To help ensure your follow-up is seamless (and successful), we’ve listed the steps below.
Decide how to touch base
The first step for a follow-up is deciding how you’ll touch base. There are multiple ways to reach out, and here are just a few examples:
• Email newsletter
• Phone calls
• Social media
• Non-ask events
• In-person visits
• Snail mail
When making this decision, consider those that you’re following up with. Would they prefer a non-intrusive follow-up? Or, do they like to get involved? Take into account what would work best for their schedules and lifestyle, and go from there.
Make room in your calendar
Next, schedule time for reaching out. For example, put in ink the date for the non-ask event and when you’ll mail the invitations. Or, if you’re personally visiting church givers, organize an itinerary for arrangements including when you’ll call or email for the best times to stopover. This helps you refine your timeline, so the moment doesn’t pass you by. Make sure the follow-up falls before your next ask or generosity campaign.
Craft your message
Now it’s time to craft your message to church givers. Include features such as updates on the recent gifts or an impactful story. Whether you’re sending a note or meeting with the tither in person, have a plan for what you want your message to be. This ensures it’s purposeful and you don’t miss the opportunity to build the relationship because you’re stuck for words.
Know what NOT to do
Of course, there are a few things that you should avoid when planning your follow-up. If you plan on making personal visits, don’t show up at the home unannounced. Also, don’t ask for donations during the follow-up. When sending letters, always address the person by their name and not a generic reference such as “dear sir” or “friend.” When in doubt, consider what you would appreciate in a follow-up (and wouldn’t), and use this as your cornerstone.

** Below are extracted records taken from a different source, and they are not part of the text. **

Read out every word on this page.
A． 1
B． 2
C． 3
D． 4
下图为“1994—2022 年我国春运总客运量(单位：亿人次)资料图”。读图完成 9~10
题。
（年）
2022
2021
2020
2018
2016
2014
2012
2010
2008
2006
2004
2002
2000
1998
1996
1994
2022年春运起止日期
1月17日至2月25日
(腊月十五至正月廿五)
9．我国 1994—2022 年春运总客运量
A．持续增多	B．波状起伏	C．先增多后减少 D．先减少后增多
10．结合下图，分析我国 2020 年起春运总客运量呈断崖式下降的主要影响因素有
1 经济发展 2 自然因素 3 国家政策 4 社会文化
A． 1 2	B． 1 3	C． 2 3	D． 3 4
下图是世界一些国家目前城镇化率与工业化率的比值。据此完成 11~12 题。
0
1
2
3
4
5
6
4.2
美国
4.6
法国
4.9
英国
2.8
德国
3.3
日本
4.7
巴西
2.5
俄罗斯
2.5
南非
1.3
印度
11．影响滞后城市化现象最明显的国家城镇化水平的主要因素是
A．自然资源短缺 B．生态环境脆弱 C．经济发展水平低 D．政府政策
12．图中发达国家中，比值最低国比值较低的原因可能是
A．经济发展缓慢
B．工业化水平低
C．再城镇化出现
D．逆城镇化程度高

Make sure you’re truly engaging with the tither. It’s essential that you’re genuine and make it personal. No one likes to feel like they’re a box on your list that’s getting crossed off. Cultivating relationships with your ministry does take time and effort, and the more you put into it, the more you’ll get out of it.
Schedule the next time you’ll reach out
Once you’ve followed up with church givers, go to your calendar to schedule the next time you’ll reach out. You may already have a giving campaign or special event in the near future, and that’s great! But if it will be months before the next scheduled time you’re touching base, consider adding a date to reach out that isn’t so far away.
In between all church fundraising events and generosity campaigns, you should have a follow-up plan. In some cases, these will naturally occur before and after church services, running into people at the grocery store, and seeing your church family throughout the week. However, you should still make an extra effort to keep up with givers beyond the ask and thank you.